Он, уже подходивший к ступеням, тихо обернулся:
– Наоборот, хочу. Но мне казалось, гороховое поле… не самое романтическое место, ведь правда?
– Пожалуй.
– Проходите, я действительно ждал вас. Только сегодня пройдемте лучше сюда, – и из сеней они свернули налево.
Большая рояльная была суха, а со стен смотрели развалины Колизея и Форума, вышитые охристыми нитями. На той акварели, что висела слева, юноша в вишневом плаще скрывался за храмом Весты.
– Сэр Эндрю! – невольно прошептала Маруся и хмыкнула.
– Да, эту вещь очень любила моя бабушка, она зачитывалась ею в молодости.
– Этого не может быть, – твердо ответила Маруся и остановилась на пороге. – Эту вещь я только что перевела, ее написала какая-то современная англичанка, Паола Стоун, кажется.
– Не спорю, не спорю, бабушка была большая англоманка. Но, я думаю, на русском это уже не так мило. Однако прошу вас, – он указал на диван за карельским столиком, где стояло какое-то угощение и шампанское в ведерке. – Разумеется, это не тот размах, что некогда бытийствовал у подножия античных храмов, но все-таки. Я чту традиции, даже простонародные: порой это единственная наша опора. Ведь любое механическое повторение определенных действий создает такие изменения в сознании и… в мире, что за них даже можно держаться, как за совершенно реальные вещи, в то же время высвобождая массу сил и времени на совершение действительно нужного. На этом построены аристократические сообщества. И пусть кажется, что это занимает много времени, чрезвычайно отвлекает – поверьте, как раз наоборот. Посему – прошу.

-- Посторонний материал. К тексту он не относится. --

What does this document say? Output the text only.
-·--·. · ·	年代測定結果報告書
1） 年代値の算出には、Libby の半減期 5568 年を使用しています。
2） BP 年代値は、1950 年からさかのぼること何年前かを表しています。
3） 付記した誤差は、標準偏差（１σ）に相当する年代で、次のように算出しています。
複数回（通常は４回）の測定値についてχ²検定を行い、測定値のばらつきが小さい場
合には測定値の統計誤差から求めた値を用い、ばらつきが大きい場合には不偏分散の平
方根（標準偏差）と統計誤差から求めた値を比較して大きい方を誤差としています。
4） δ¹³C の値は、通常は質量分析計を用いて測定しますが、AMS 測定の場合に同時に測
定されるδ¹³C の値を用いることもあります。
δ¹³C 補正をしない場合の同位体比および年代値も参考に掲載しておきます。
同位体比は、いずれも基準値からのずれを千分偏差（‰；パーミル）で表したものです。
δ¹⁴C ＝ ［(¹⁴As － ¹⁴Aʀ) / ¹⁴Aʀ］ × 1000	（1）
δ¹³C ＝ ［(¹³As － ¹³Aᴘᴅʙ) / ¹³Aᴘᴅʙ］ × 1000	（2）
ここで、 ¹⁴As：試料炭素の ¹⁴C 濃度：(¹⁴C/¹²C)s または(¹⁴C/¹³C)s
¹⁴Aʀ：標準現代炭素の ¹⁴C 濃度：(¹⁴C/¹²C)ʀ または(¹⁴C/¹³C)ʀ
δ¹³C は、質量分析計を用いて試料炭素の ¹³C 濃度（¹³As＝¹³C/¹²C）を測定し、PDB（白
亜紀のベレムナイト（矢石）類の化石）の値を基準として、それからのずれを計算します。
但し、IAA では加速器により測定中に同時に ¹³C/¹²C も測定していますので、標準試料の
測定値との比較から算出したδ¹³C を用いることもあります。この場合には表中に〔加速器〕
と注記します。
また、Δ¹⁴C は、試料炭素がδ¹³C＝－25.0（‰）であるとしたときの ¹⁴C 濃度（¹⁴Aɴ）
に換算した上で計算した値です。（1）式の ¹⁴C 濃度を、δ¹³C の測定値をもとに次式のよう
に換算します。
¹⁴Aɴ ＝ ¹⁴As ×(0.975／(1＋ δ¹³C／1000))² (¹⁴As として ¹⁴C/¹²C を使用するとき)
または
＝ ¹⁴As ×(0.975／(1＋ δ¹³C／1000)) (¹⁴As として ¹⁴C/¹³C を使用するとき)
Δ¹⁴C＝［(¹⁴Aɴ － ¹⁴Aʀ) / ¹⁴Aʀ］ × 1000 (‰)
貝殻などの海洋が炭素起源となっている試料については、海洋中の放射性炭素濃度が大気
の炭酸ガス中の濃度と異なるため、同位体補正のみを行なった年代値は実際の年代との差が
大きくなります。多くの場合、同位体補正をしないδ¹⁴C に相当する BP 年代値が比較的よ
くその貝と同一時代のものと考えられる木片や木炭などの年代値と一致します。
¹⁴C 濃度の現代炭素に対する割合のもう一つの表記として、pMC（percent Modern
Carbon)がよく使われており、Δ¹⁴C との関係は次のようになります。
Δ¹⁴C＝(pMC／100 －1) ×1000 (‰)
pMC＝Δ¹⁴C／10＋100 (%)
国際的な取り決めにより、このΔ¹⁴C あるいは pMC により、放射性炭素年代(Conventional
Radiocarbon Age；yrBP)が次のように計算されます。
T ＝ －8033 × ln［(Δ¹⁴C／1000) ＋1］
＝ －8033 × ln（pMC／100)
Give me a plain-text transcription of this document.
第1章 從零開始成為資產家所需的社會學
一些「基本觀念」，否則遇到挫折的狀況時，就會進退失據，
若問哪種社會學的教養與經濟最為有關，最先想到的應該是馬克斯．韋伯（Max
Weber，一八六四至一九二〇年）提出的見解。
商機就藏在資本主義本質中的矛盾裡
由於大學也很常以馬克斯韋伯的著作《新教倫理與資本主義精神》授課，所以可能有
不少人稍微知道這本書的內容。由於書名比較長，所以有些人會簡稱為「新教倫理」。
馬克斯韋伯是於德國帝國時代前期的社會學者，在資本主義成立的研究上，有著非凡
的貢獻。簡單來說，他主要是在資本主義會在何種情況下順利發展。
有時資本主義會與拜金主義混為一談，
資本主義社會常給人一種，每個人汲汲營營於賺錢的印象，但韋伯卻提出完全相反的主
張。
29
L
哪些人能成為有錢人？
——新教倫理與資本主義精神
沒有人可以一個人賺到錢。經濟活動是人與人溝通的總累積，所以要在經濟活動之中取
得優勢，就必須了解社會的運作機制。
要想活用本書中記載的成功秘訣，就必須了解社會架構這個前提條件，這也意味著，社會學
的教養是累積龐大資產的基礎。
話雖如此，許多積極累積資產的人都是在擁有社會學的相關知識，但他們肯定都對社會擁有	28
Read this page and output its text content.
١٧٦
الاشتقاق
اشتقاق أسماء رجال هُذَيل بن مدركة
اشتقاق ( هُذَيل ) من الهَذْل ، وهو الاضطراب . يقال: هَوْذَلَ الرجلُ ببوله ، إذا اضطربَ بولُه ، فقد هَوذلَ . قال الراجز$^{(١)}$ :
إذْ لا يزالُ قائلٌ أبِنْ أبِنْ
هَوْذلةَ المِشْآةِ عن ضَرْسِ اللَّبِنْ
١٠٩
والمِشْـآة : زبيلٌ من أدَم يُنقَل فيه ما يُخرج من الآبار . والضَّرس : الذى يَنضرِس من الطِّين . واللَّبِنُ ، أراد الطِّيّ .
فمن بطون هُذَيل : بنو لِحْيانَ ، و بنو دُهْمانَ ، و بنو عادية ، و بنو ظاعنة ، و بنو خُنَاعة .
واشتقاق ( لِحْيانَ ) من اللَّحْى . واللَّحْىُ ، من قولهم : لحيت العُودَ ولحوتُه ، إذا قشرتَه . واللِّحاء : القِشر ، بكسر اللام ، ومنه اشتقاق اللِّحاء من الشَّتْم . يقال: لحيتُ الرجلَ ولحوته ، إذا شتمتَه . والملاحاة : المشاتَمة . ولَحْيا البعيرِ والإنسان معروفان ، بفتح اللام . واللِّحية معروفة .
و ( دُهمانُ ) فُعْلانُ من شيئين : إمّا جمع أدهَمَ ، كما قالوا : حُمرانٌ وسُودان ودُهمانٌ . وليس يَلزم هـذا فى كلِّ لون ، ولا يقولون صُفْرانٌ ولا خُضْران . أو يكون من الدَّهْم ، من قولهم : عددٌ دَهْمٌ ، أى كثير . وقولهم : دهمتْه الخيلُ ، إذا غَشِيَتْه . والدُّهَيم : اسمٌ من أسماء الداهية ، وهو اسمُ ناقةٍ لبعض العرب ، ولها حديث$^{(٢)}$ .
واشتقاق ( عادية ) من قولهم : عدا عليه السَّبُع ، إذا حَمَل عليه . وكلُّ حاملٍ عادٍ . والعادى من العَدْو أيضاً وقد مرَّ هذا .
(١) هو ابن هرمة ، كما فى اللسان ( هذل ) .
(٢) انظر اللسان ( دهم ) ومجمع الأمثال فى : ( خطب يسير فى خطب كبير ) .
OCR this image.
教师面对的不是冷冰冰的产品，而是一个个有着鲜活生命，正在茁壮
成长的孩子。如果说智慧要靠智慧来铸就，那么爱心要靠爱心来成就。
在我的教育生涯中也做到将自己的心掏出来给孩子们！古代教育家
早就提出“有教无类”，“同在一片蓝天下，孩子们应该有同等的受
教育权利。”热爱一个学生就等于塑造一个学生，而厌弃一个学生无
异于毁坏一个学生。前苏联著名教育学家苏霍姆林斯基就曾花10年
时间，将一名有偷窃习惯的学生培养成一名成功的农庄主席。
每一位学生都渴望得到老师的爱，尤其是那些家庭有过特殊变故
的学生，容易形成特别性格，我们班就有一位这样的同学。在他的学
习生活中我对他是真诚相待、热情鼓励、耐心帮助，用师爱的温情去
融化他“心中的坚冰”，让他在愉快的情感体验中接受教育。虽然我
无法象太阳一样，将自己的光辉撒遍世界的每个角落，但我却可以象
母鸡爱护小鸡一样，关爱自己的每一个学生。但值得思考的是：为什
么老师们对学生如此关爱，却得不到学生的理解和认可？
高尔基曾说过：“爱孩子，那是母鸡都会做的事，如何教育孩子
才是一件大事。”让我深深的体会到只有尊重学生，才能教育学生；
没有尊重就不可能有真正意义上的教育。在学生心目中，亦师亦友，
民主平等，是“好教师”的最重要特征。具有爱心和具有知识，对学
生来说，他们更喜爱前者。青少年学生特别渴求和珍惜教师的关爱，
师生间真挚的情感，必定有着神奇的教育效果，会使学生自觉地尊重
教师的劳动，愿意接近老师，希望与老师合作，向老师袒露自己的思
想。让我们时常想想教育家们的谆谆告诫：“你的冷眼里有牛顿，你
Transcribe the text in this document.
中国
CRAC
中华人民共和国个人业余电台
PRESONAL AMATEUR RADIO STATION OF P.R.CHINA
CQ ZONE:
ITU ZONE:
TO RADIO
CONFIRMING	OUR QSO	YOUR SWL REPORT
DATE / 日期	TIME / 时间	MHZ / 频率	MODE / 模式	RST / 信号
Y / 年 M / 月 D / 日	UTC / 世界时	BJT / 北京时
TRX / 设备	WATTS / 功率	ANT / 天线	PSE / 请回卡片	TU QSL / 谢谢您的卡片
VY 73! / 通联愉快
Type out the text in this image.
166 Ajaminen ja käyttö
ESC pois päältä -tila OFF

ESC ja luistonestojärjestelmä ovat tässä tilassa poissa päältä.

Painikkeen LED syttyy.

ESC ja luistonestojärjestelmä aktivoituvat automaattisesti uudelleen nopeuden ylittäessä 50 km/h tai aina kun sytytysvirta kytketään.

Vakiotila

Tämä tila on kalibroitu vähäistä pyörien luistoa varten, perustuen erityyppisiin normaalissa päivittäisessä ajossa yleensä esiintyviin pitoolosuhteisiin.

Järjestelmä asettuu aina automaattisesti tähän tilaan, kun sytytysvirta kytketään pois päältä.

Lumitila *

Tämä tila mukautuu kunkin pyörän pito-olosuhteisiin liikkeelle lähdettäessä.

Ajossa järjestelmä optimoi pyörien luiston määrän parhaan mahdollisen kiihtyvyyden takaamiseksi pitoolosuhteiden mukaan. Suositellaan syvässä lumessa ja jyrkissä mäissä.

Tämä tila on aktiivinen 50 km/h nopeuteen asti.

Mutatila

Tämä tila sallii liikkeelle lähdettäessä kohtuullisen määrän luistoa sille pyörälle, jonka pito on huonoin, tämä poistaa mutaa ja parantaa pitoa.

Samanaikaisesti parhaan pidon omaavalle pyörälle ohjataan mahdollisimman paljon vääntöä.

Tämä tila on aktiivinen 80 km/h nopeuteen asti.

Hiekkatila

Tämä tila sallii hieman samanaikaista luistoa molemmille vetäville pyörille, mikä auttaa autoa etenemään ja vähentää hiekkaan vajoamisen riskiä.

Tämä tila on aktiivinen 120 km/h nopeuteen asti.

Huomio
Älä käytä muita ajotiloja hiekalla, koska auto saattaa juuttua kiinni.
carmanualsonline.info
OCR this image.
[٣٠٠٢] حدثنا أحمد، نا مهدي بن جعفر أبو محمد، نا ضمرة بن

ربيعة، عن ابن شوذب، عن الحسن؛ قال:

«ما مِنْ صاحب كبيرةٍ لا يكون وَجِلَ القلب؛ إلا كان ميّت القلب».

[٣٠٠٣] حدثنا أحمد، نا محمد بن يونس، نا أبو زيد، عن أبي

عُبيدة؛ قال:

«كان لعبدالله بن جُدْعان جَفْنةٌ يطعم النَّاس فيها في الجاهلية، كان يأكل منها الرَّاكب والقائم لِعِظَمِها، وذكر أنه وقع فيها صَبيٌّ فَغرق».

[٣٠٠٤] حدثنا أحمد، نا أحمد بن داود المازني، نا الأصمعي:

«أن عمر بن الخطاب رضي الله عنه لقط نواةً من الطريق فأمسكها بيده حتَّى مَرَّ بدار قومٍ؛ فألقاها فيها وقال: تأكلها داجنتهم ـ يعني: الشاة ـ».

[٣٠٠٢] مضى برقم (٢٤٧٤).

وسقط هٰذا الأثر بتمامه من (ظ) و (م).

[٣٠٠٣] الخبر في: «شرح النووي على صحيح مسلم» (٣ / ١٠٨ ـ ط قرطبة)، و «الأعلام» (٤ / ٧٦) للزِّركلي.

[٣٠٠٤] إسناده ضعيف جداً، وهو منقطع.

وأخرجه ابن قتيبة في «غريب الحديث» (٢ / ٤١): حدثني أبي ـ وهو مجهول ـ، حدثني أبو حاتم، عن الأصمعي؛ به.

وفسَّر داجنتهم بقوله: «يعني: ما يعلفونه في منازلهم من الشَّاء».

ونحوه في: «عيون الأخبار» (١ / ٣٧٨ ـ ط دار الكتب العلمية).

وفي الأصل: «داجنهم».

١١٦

Маруся села на вытертый бархат дивана и увидела множество серебряных судков и чашек под белыми салфетками.
– Закуски холодные, ибо в людской у меня пусто.
От выпитого шампанского, вкусом разительно не похожего на когда-нибудь пробованное ею, Маруся оживилась, Артемий же Николаевич, наоборот, словно погрустнел. За окнами в серых полотняных гардинах виднелся парк, покосившаяся ваза с настурциями, как язычки пламени, лизавшими ее мраморные бока, и далеко за липами белый мостик.